During the organisation's presentation at IEDM 2019, a CEA-Leti team reported that, “Thin-film batteries provide some of the highest energy densities of electrochemical energy storage devices, but the inability to increase the electrodes’ thicknesses and control the geometry on the micrometer scale has thus far hindered their effective areal energy density and integration in miniaturised devices.”
According to the paper that was presented, CEI-Leti was able to, "demonstrate an areal energy density of 890 μAh.cm-2, the highest reported so far for such devices. Furthermore, we show that the new TFB architecture exhibits high power density, reaching capacity as high as 450 μAh.cm-2 under 3mA.cm-2 current density.”

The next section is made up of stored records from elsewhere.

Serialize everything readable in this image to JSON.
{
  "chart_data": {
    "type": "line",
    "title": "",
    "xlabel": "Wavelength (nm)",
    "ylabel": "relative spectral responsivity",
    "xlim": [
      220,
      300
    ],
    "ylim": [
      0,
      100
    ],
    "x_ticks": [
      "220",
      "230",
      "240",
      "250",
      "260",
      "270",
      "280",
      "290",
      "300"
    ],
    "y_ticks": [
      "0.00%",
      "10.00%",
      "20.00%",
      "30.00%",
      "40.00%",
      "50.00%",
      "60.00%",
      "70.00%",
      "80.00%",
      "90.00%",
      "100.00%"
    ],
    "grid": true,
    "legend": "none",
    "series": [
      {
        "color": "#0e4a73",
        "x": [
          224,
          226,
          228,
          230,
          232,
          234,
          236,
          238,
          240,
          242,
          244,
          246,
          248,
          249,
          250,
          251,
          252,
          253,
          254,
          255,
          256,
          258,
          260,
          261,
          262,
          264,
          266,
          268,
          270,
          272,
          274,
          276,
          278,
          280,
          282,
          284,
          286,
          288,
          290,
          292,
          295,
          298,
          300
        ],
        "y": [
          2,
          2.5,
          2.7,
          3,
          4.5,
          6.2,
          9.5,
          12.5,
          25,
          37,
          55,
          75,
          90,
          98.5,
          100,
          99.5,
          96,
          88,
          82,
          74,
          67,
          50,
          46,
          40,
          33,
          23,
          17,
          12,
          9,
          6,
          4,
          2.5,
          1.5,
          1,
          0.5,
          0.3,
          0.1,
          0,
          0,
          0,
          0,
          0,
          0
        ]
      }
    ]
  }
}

The continued miniaturization of electronics has highlighted the need for highly integrated electrochemical energy storage, while storage at the point of load reduces dissipation from power loss and I/O switching noise that limits the effectiveness of sensitive devices in unique form factors.
Recent progress in the microfabrication of integrated electrochemical capacitors offers high-power density and high-frequency response, but the low energy densities of these devices tends to inhibit the use of microelectromechanical systems (MEMS) and autonomous device applications that may require long periods between charging.
The team’s solution to these challenges is a high-energy-density, millimeter-scale, thin-film battery integrating 20μm-thick LiCoO2 cathode in a Li-free anode configuration.
“Implantable sensors or biological-function monitoring systems such as intraocular pressure sensors and blood-glucose measurement would be particularly suited for our TFBs,” suggested Sami Oukassi, lead author of the paper, “Millimeter Scale Thin-Film Batteries for Integrated High-Energy-Density Storage”. “External systems, i.e. cochlear implants and smart contact lenses would also benefit from the advantages of this breakthrough.”
“Battery manufacturers have been struggling to produce a power source that not only functions at the micro-scale but has high power density and energy,” Oukassi said. “CEA-Leti TFBs offer this opportunity with the highest performance reported so far, compared with current TFBs and micro-supercapacitor solutions.”